Questions about his defense have been answered, as he was named to the All-NBA Defensive team in 2009. His athleticism allows him to smother nearly anyone he chooses to. Whether it's Deron Williams or Dirk Nowitzki setting up their game-winning shot, you can be sure LeBron is equipped to stop them.

He gets up the court faster than anyone (minus Chris Paul, perhaps) and has displayed the ability to chase down fast-breakers and pin their layups against the glass. He is the only one I've ever seen or known with the unique combination of speed, hops, and power to accomplish this routinely.

One of the common critiques of LeBron has been the lack of consistency in his outside shooting. He would also often settle for long, mid-range jumpers—the most illogical choice for a player with his gifts. Both of those issues have been rectified this year.

He's shooting a respectable, career best 35% from three-point land and possesses unlimited range. In two separate games I've seen, he was literally and voluntarily swishing threes from a step inside the half-court line (One of those games included a 23 point first quarter.)

In six years he's made countless game-winners, single-handedly led his team to the Finals over veteran "team basketball" squads, and continues to refine the less proficient aspects of his game. At age 25, he has at least five more years at top performance-level. Given his freakish athleticism, more wouldn't surprise me.

Now, to the youngster.


In his third season, Kevin Durant supplies a much smaller statistical cross-section for analysis. Still, his progress and ceiling as a player are debatably faster and higher than LeBron's.

As previously mentioned, Durant's 6'9", 230 lb frame makes him a nightmare for opposing defenses. While LeBron slashes and pounds, Durant is arguably quicker and able to elevate over taller defenders, not because of superior leaping ability but because of his length.

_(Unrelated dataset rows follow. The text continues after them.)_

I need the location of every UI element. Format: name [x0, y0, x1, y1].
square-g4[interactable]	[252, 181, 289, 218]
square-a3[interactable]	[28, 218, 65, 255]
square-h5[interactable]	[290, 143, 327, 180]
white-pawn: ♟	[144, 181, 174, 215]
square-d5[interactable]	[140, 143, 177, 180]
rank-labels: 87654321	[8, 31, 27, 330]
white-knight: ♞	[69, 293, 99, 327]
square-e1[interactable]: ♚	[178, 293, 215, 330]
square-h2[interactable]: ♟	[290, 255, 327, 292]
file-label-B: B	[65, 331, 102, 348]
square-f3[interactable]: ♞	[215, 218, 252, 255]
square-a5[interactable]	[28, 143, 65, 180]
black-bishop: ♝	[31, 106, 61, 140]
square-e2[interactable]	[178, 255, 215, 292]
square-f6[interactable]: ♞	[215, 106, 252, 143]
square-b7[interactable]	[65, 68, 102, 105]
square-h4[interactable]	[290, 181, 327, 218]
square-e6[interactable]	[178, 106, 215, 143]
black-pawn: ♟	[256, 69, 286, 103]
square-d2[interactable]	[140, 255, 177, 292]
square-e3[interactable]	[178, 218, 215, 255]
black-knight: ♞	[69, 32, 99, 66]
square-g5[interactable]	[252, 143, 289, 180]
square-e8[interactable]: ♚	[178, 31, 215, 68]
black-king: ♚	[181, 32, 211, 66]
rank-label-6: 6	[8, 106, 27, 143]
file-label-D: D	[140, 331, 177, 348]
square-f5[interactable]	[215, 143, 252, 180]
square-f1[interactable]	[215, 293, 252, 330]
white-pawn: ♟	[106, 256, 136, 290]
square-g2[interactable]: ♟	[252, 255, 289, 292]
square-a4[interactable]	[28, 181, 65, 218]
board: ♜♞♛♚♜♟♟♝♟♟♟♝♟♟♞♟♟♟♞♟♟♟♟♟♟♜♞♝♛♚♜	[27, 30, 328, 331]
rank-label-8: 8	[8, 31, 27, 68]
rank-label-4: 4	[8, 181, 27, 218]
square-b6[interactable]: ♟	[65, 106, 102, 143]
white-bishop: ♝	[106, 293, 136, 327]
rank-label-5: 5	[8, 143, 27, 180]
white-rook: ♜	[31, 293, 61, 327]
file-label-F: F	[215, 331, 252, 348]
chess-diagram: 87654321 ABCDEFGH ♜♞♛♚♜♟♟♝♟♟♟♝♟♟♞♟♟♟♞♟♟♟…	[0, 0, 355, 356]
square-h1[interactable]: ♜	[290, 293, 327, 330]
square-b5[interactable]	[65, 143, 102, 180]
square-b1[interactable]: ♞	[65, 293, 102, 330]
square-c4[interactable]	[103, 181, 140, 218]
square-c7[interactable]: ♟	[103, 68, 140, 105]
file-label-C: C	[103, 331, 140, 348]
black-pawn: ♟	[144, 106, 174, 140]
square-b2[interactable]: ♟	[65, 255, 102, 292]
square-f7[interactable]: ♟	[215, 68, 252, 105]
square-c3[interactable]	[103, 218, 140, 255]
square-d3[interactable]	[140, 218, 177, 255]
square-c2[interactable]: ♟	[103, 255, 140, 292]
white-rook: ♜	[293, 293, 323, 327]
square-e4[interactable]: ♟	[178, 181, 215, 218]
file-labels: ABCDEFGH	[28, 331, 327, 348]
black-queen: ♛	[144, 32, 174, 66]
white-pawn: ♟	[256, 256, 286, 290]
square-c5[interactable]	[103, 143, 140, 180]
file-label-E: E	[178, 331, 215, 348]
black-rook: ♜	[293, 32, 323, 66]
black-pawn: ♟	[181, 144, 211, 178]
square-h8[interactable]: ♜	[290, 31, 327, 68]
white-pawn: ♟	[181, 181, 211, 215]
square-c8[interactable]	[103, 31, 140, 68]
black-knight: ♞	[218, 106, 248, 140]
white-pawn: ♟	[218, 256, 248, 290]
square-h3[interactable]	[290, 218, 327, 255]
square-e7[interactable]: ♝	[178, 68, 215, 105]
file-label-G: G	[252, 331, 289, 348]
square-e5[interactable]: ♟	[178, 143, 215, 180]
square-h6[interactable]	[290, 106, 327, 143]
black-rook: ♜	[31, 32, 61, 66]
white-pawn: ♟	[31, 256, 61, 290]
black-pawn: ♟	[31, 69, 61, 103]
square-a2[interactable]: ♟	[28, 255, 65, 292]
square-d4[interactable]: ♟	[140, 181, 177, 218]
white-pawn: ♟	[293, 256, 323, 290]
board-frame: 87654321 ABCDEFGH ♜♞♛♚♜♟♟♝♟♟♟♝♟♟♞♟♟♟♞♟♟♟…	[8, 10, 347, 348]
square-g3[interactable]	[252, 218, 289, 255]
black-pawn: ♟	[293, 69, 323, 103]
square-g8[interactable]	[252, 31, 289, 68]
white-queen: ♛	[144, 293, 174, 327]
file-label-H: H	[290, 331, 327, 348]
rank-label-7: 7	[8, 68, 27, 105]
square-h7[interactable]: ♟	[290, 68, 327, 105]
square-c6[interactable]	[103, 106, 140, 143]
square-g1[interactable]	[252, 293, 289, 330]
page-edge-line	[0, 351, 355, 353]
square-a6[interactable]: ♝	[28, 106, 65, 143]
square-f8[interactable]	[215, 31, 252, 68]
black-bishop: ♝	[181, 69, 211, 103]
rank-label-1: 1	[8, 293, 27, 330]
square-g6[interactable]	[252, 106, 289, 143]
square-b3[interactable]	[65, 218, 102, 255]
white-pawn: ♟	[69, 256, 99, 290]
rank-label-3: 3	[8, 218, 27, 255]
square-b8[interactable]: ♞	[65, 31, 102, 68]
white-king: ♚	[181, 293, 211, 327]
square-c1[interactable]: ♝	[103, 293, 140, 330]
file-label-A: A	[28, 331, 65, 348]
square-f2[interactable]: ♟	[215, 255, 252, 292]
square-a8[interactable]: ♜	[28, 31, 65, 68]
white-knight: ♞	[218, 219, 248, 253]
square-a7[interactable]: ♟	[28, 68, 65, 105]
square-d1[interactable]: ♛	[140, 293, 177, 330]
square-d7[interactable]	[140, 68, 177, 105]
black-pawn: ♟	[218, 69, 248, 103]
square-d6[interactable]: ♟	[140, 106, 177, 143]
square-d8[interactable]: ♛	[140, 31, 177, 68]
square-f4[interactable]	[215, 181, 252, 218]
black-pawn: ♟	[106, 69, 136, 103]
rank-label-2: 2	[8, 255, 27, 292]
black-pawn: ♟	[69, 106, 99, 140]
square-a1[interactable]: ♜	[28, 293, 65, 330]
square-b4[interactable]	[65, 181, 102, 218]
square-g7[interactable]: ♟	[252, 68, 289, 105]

He has a wingspan measured at 7'5", which puts him near the top of the league. If LeBron has the mass to cover virtually anyone, Durant has the length. Like a young LeBron, his defensive commitment is questionable. But also like LeBron, he is sure to improve this area as he continues growing.

Durant is currently averaging 29.8 ppg, 7.34 rpg, and 2.96 apg. James averaged similar numbers his third year, including steals and blocks, though with a significant edge in assists. Offensive facilitation is one area I believe that James proves himself more valuable than Durant. But Durant's free throw percentage (88%) is already much higher than LeBron's career best (78%), further giving legitimacy to the argument of him as a more efficient offensive weapon.

His three-point percentage (37.6%) and overall field goal percentage (48%) are alarmingly high for such a young, prolific scorer. LeBron himself has never averaged better than 35% from three-point land. At only 21, if Durant can further develop his three-point stroke into the 40% to 43% range, he could in fact be considered more lethal than the King.


When a question of this nature is asked, most tend to choose the younger of the two players. Kevin Durant has at least a decade of dominance in front of him, and his reliance on jump-shooting means he has potential to be effective extraordinarily late in his career as a post player (Michael Jordan, anyone?).

LeBron has less time left, though only by a few seasons; he also possesses the athletic ability to have a longer, more consistently-dominant career than anyone in history. He has proven he can make big shots and literally carry a team on his back while also possessing a significant edge in ball-handling and a slight edge in own-shot-creation, abilities vital to a franchise player.  

I am anxious to see how Durant responds to the playoff pressure, particularly in the Wild Wild West. If he chokes or folds up, it won't necessarily settle the debate, but it'll most certainly influence it.

A franchise player, no matter how young, needs to perform well when it matters most.

VERDICT:  LEBRON JAMES. Too fast, too strong, too much of a chip on his shoulder, too able to tear through hard-nosed, defensive drapery. While KD appears to have the ability to guide my team to the Finals, I prefer the proven player who is going to drag them there.